他のバージョンのPythonを使えるようにする

  • 対象は「標準のWindows用として配布されているPython」もしくは「Active Python」

    Windowsにおいて利用されているPythonのほとんどは、
    このどちらかでしょうから、この2つをターゲットとしています。

    バージョン3.5以上であれば、 hmPython3をその「python用に再コンパイル」することで、
    該当のpythonを秀丸エディタの組み込み言語にすることが出来ます。
    (ソースを編集する必要性はありません)

    この他のPythonもいけるかもしれませんが、
    後述するコンパイルが可能かどうか未確認です。

  • Visual Studio 2017以上で再コンパイルする必要がある

    hmPython3をあなたが利用しているPythonインタプリタ用に変更するためには、
    Visual Studioで再コンパイルする必要があります。

    hmPython3はC++でもかなり最新で高度なのテンプレート機能が使われているため、
    Visual Studio 2017以上が必要です。

  • ビット数を合わせること

    あなたがお使いになっている「秀丸」と、Pythonが同じ「bit数」である必要があります。
    最も多く利用されている秀丸は「32bit版」ですので、Pythonも32bitである必要があります。

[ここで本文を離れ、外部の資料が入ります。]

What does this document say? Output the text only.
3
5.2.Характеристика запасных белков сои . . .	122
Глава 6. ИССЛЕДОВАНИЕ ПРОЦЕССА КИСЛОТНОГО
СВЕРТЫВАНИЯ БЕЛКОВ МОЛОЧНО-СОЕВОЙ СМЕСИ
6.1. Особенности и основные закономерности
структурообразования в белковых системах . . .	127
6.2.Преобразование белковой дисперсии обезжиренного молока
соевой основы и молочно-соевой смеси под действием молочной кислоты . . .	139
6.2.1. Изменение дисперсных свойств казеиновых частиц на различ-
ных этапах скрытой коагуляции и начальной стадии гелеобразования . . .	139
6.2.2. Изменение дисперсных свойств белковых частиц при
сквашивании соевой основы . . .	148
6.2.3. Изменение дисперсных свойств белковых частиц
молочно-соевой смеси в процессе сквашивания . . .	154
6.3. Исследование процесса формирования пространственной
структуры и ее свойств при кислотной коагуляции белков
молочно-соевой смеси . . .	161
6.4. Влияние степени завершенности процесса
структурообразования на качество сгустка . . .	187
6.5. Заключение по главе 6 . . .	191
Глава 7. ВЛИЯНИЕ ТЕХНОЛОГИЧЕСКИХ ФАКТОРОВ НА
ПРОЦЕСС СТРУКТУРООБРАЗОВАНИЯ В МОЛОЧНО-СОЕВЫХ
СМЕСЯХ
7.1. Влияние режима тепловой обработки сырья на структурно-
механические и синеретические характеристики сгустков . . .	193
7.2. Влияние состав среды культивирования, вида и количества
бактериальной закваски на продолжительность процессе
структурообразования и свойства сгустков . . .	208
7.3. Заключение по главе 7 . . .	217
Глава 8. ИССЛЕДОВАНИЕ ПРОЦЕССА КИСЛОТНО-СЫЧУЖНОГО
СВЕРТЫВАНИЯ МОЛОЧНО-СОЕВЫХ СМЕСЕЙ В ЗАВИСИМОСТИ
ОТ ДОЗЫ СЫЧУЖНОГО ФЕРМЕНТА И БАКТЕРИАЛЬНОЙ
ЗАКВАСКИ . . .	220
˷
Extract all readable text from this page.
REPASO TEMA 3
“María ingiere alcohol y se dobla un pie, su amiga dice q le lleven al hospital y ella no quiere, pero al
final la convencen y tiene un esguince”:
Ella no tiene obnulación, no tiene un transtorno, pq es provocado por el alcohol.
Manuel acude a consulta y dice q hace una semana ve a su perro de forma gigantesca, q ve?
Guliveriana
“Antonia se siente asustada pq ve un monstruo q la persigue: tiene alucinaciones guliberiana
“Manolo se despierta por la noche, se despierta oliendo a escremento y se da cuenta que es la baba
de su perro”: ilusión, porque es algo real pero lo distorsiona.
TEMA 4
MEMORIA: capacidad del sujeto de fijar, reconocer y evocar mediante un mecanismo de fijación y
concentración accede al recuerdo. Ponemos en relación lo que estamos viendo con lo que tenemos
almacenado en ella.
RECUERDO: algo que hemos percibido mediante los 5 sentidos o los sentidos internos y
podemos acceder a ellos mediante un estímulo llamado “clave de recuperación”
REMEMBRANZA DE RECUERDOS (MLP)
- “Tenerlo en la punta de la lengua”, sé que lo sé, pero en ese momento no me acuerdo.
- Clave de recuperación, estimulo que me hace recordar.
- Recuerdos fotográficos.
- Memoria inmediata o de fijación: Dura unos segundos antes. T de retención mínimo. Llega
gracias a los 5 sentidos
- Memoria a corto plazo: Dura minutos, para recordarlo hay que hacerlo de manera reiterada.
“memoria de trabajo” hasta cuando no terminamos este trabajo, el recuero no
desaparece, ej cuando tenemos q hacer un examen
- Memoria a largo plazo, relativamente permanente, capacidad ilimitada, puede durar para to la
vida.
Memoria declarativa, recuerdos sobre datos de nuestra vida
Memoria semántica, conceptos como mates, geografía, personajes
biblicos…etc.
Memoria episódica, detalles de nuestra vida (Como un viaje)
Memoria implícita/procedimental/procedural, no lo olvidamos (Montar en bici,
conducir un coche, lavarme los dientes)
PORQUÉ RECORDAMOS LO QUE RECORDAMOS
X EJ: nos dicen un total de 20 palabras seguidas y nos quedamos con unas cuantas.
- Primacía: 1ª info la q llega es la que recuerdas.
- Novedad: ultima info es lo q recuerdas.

    もしもあなたが特別に「秀丸64bit版」を使っているならば、Pythonも64bit版である必要があります。

  • Pythonのバージョンが3.5以上であること

    ソースを全く変更することなくコンパイル可能な範囲は、Python3.5以上です。

    3.5未満であったとしても、Python3.3以上であれば、数行のソース編集行でいけるかと思います。

  • コンパイルする際の設定変更箇所

    • プラットフォームツールセットの版を合わせる

      ご自身が使っているVisual Studioと合わせてください。
      例えば、ご自身がVisual Studio 2017を利用しているならば、2017用のツールセットを選びます。

    • C++のinclude場所の追加

      pythonのincludeファイルがある場所を、C++のincludeファイルがある場所として追加

    • C++のli場所の追加

      pythonのlibファイルがある場所を、C++のlibファイルがある場所として追加

    • リソースコンパイラ用のinclude場所の追加

      pythonのincludeファイルがある場所を、リソースコンパイラのincludeファイルがある場所として追加

    • コンパイル出来たら、hmPython3.dllの情報をプロパティで確認してみる

      完成したら、hmPython3.dllのプロパティの詳細欄などを確認しましょう。
      ご自身が利用することになったpythonと情報が一致するものに書き換わっていたら
      コンパイルに成功しています。

  • python36.dllを、秀丸本体のディレクトリにコピー

    利用の対象となるPythonフォルダにある.dll(python36.dll、python37.dllといったようにPythonのバージョンでファイル名が変化)を
    秀丸本体のディレクトリにコピーしてください。 (hidemaru.exeやhmPython3.dllがあるディレクトリ)

    hmPython.dllを「プロパティ」から見れば、どの名前のdllが必要だ、ということはわかります。
    例えば、下記の例であれば、python36.dllが必要だということがわかります。

  • 対象のpythonの場所をxmlに記述し、秀丸のディレクトリに入れておく

    hmPython3に同封されているpython以外のpythonを利用する際には、
    そのpythonがどこにあるのかをxmlに記述します。

    詳細は、hmPython3.xmlでpythonのディレクトリ変更を参照してください。